La verdad es que no creo que “los comunistas” - sub-especie en peligro de extinción – sean el principal peligro de Guatemala. De hecho, los países que fueron emblemáticos del comunismo, China y Rusia, ya no son, realmente, marxistas-leninistas; sino “fascistas de izquierda”, autocracias que presiden sobre un corrupto “capitalismo dirigido”, como aquel con el que soñaba -sin haberlo alcanzado nunca- el hoy casi olvidado Mussolini y tanto Putin como Xi-Jinping, tienen graves problemas políticos internos que podrían conducir allá -en un no tan lejano futuro- a una nueva insurrección. El principal lastre político de Guatemala, a mi juicio, sigue siendo la histórica intransigencia conservadora, aunque hoy día, astutamente, se disfrace de “liberal”. A los conservadores le debemos la desintegración de Centroamérica. A los conservadores le debemos que la Reforma Liberal haya devenido Capitalismo de Plantación. A los conservadores le debemos que se haya roto el hilo constitucional durante la Presidencia de Arbenz y que de ahí se hayan derivado setenta años de confrontación. Es la terquedad de querer conservar estructuras socio-económicas que “congelan” la desigualdad social, la corrupción, la innovación -tierra de herederos, no de visionarios- el verdadero problema. No tenemos mercados de capital, por ejemplo, donde las ideas encuentran a los recursos y los recursos encuentran a las ideas, sino simples “mercados de dinero”, donde los ricos se hacen más ricos, y los pobres no salen de su pobreza. Las controversias no se dirimen en los Tribunales, respetando la institucionalidad republicana, sino en conciliábulos de los bufetes de postín.
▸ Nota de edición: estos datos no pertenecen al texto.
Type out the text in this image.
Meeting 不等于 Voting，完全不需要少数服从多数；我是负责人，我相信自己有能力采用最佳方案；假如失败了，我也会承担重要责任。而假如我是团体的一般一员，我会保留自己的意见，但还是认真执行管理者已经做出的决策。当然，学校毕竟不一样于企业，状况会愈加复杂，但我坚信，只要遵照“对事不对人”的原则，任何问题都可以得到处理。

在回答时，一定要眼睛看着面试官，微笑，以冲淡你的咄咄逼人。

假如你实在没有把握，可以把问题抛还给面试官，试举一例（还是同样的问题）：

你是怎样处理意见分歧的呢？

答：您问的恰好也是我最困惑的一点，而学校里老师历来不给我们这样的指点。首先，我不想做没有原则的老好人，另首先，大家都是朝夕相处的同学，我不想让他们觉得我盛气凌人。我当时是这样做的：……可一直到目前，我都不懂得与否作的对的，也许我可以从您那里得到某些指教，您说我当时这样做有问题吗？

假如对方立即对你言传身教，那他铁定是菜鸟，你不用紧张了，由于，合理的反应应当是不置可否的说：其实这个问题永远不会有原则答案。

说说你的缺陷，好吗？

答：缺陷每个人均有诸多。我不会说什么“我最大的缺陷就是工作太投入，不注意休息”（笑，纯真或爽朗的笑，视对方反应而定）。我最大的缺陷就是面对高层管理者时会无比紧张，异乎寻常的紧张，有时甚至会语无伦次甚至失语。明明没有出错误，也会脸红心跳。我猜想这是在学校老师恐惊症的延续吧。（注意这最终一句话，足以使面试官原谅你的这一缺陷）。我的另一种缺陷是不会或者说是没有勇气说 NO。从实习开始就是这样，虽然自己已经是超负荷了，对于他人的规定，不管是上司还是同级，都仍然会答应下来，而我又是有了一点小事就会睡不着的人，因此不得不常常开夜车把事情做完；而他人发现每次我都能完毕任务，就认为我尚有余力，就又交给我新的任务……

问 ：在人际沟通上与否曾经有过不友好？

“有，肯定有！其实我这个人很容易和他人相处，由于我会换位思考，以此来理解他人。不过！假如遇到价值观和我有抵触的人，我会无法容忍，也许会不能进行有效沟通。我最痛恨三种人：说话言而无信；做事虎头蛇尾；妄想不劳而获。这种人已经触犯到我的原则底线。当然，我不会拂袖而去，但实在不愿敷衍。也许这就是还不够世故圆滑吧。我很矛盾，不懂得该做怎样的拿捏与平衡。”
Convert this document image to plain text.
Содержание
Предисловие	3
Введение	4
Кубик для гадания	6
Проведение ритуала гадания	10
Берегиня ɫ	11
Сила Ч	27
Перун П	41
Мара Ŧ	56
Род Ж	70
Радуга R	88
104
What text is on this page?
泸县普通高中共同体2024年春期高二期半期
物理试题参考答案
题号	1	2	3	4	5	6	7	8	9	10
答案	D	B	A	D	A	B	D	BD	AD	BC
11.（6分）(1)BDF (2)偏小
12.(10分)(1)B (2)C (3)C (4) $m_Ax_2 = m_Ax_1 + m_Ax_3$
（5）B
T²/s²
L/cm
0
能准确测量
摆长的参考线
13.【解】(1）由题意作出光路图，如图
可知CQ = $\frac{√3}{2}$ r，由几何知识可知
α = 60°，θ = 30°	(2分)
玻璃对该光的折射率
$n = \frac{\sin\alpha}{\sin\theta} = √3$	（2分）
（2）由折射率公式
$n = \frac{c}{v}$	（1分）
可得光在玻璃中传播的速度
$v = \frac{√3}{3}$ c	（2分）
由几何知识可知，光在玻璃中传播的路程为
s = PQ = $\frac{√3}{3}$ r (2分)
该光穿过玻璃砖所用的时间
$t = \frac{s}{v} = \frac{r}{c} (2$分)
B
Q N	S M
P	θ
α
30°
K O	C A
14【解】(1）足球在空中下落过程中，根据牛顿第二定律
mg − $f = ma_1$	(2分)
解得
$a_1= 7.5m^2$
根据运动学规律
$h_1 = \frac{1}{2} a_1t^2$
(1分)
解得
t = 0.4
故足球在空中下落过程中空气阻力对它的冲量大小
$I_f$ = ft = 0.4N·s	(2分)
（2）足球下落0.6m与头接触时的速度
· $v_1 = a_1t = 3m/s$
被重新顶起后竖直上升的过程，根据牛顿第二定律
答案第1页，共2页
Los partidos políticos no hablan de política y se le da a escoger al electorado entre una docena de dirigentes mudos, que eso sí, saben quien paga el alquiler. Y todo eso no le importa a nuestras élites, porque al fin y al cabo, co-gobiernan, mediante el corporativismo (en todas las estructuras intermedias del Estado), quede quien quede. De paso, por supuesto, “nos salvan del comunismo”...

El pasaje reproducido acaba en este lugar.